Introducing Shakespeare: A Graphic Guide - Nick Groom, Piero 2013
Cultural Materialism is founded on Marxist assumptions and therefore considers criticism to be a form of political resistance, both in condemning the past and “challenging” the present. It is not dissimilar to New Historicism and is influenced by the same theorists (Michel Foucault, Louis Althusser, Raymond Williams and Clifford Geertz), but focused more in the present than in the past. It is defined by two of its exponents as “a combination of historical context, theoretical method, political commitment and textual analysis”.
TEXTS ARE EXAMINED AS PLACES WHERE IDEOLOGICAL POWER AND ILLUSION IS CONSOLIDATED, SUBVERTED OR CONTAINED. THIS IS EVIDENT IN THE HUNT FOR “MARGINALIZED VOICES” — MINORITY GROUPS CONSIDERED SUBVERSIVE AT THE TIME WHO ARE LIKELY TO HAVE BEEN EXCLUDED FROM THE HISTORICAL RECORD.
Again, all this is designed to dismantle the universality of Shakespeare. Yet Cultural Materialism considers itself to be a universal system. If not as monumental as Marxism, it is at least as comprehensive as Foucault’s theories, and preoccupied with the same questions of identity and power relations.
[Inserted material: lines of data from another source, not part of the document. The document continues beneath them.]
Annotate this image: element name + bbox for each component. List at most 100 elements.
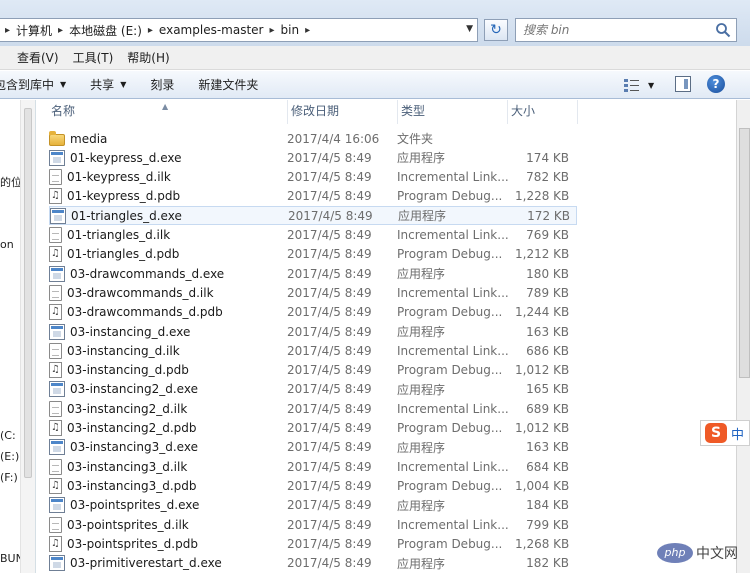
file-name-cell[interactable]: 01-keypress_d.ilk [49,169,287,186]
file-row[interactable]: 03-drawcommands_d.ilk 2017/4/5 8:49 Increm… [49,283,577,302]
search-input[interactable] [516,19,706,41]
column-header-type[interactable]: 类型 [398,100,508,124]
file-date: 2017/4/5 8:49 [287,536,372,551]
ime-mode-label[interactable]: 中 [731,424,744,443]
file-row[interactable]: 03-primitiverestart_d.exe 2017/4/5 8:49 应用… [49,554,577,573]
file-date: 2017/4/5 8:49 [287,382,372,397]
file-size: 180 KB [526,266,569,281]
crumb-folder[interactable]: examples-master [159,23,264,37]
include-in-library-button[interactable]: 包含到库中 ▼ [0,76,78,93]
file-row[interactable]: media 2017/4/4 16:06 文件夹 [49,129,577,148]
file-row[interactable]: 03-pointsprites_d.exe 2017/4/5 8:49 应用程序 18… [49,496,577,515]
file-row[interactable]: 01-keypress_d.ilk 2017/4/5 8:49 Incrementa… [49,168,577,187]
breadcrumb-separator-icon: ▸ [5,24,11,36]
change-view-button[interactable]: ▼ [624,77,658,93]
column-header-size[interactable]: 大小 [508,100,578,124]
file-name-cell[interactable]: media [49,131,287,146]
file-name-cell[interactable]: 03-pointsprites_d.pdb [49,535,287,552]
file-size: 1,012 KB [515,363,570,378]
file-row[interactable]: 01-keypress_d.pdb 2017/4/5 8:49 Program De… [49,187,577,206]
file-name-cell[interactable]: 01-keypress_d.exe [49,149,287,166]
file-name-cell[interactable]: 03-instancing_d.pdb [49,362,287,379]
scrollbar-thumb[interactable] [739,128,750,378]
file-row[interactable]: 03-pointsprites_d.ilk 2017/4/5 8:49 Increm… [49,515,577,534]
menu-view[interactable]: 查看(V) [0,49,66,66]
file-name-cell[interactable]: 03-instancing2_d.ilk [49,400,287,417]
file-type: Program Debug... [397,189,503,204]
file-name-cell[interactable]: 03-drawcommands_d.exe [49,265,287,282]
file-name-cell[interactable]: 01-triangles_d.exe [50,207,288,224]
file-row[interactable]: 01-triangles_d.pdb 2017/4/5 8:49 Program D… [49,245,577,264]
file-row[interactable]: 01-triangles_d.exe 2017/4/5 8:49 应用程序 172 K… [49,206,577,226]
file-name-cell[interactable]: 03-drawcommands_d.pdb [49,304,287,321]
menu-help[interactable]: 帮助(H) [120,49,176,66]
file-name-cell[interactable]: 03-instancing2_d.exe [49,381,287,398]
file-name-cell[interactable]: 03-instancing3_d.pdb [49,477,287,494]
file-name: 01-triangles_d.exe [71,208,182,223]
burn-button[interactable]: 刻录 [138,76,186,93]
column-header-date[interactable]: 修改日期 [288,100,398,124]
search-box[interactable] [515,18,737,42]
file-name: 03-pointsprites_d.exe [70,498,200,513]
file-name-cell[interactable]: 01-triangles_d.pdb [49,246,287,263]
file-row[interactable]: 01-keypress_d.exe 2017/4/5 8:49 应用程序 174 KB [49,148,577,167]
refresh-button[interactable]: ↻ [484,19,508,41]
file-name-cell[interactable]: 03-instancing_d.exe [49,323,287,340]
file-row[interactable]: 03-instancing2_d.ilk 2017/4/5 8:49 Increme… [49,399,577,418]
file-type: 文件夹 [397,132,434,146]
file-name-cell[interactable]: 03-instancing2_d.pdb [49,420,287,436]
scrollbar-thumb[interactable] [24,108,32,478]
preview-pane-toggle-button[interactable] [675,76,691,92]
file-name-cell[interactable]: 03-primitiverestart_d.exe [49,555,287,572]
file-type: 应用程序 [397,440,446,455]
address-breadcrumb[interactable]: ▸ 计算机 ▸ 本地磁盘 (E:) ▸ examples-master ▸ bi… [0,18,478,42]
file-row[interactable]: 01-triangles_d.ilk 2017/4/5 8:49 Increment… [49,226,577,245]
nav-fragment[interactable]: (C: [0,429,16,442]
nav-fragment[interactable]: (F:) [0,471,18,484]
file-row[interactable]: 03-instancing2_d.pdb 2017/4/5 8:49 Program… [49,419,577,438]
help-button[interactable]: ? [707,75,725,93]
file-name-cell[interactable]: 03-instancing3_d.exe [49,439,287,456]
share-button[interactable]: 共享 ▼ [78,76,138,93]
file-row[interactable]: 03-drawcommands_d.exe 2017/4/5 8:49 应用程序 18… [49,264,577,283]
file-date: 2017/4/5 8:49 [287,498,372,513]
file-row[interactable]: 03-instancing3_d.pdb 2017/4/5 8:49 Program… [49,476,577,495]
file-name-cell[interactable]: 03-drawcommands_d.ilk [49,284,287,301]
file-size: 1,268 KB [515,536,570,551]
crumb-current[interactable]: bin [281,23,300,37]
nav-fragment[interactable]: 的位 [0,174,22,190]
file-name-cell[interactable]: 01-keypress_d.pdb [49,188,287,205]
file-name-cell[interactable]: 03-instancing_d.ilk [49,342,287,359]
file-name-cell[interactable]: 01-triangles_d.ilk [49,227,287,243]
file-row[interactable]: 03-instancing3_d.exe 2017/4/5 8:49 应用程序 163… [49,438,577,457]
nav-fragment[interactable]: (E:) [0,450,19,463]
file-name-cell[interactable]: 03-instancing3_d.ilk [49,458,287,475]
file-row[interactable]: 03-pointsprites_d.pdb 2017/4/5 8:49 Progra… [49,534,577,553]
file-date: 2017/4/5 8:49 [287,478,372,493]
nav-pane-scrollbar[interactable] [20,100,35,573]
file-type: Program Debug... [397,363,503,378]
ilk-file-icon [49,284,62,301]
address-history-dropdown-icon[interactable]: ▼ [466,24,473,34]
file-name-cell[interactable]: 03-pointsprites_d.exe [49,497,287,514]
breadcrumb-separator-icon: ▸ [305,24,311,36]
file-row[interactable]: 03-instancing_d.pdb 2017/4/5 8:49 Program … [49,361,577,380]
crumb-computer[interactable]: 计算机 [16,22,52,39]
crumb-drive[interactable]: 本地磁盘 (E:) [69,22,142,39]
file-row[interactable]: 03-instancing_d.exe 2017/4/5 8:49 应用程序 163 … [49,322,577,341]
new-folder-button[interactable]: 新建文件夹 [186,76,270,93]
search-icon[interactable] [715,22,731,38]
file-row[interactable]: 03-instancing3_d.ilk 2017/4/5 8:49 Increme… [49,457,577,476]
file-size: 1,244 KB [515,305,570,320]
nav-fragment[interactable]: on [0,238,14,251]
ime-toolbar[interactable]: S 中 [700,420,750,446]
menu-tools[interactable]: 工具(T) [66,49,121,66]
file-row[interactable]: 03-instancing2_d.exe 2017/4/5 8:49 应用程序 165… [49,380,577,399]
file-row[interactable]: 03-instancing_d.ilk 2017/4/5 8:49 Incremen… [49,341,577,360]
chevron-down-icon: ▼ [60,80,67,89]
file-name-cell[interactable]: 03-pointsprites_d.ilk [49,516,287,533]
file-type: 应用程序 [397,325,446,339]
file-type: Incremental Link... [397,401,509,416]
column-header-name[interactable]: 名称 ▲ [48,100,288,124]
file-row[interactable]: 03-drawcommands_d.pdb 2017/4/5 8:49 Progra… [49,303,577,322]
Cultural Materialism has literally very little to do with criticism, except by enlisting it in political battles over the current teaching of literature. Everything is either reduced to politics or ignored. For Cultural Materialists, literature is either an emancipation from social oppression or it is collusive with power.
THE CLAIM TO BE EXCAVATING “MYSTIFIED IDEOLOGIES” COLLAPSES WHEN ONE RECOGNIZES THE OVERT CENSORSHIP EXERCISED BY THE MASTER OF THE REVELS. I LICENSED PLAYS AND REMOVED FIFTY EXPLETIVES FROM THE QUARTO TEXT OF OTHELLO!
Rulers too had few qualms about stating precisely their policies of control. In his Book of Sports (1618), James I declared that energetic games and festivals were one way of defusing popular unrest. Not much mystification there, then.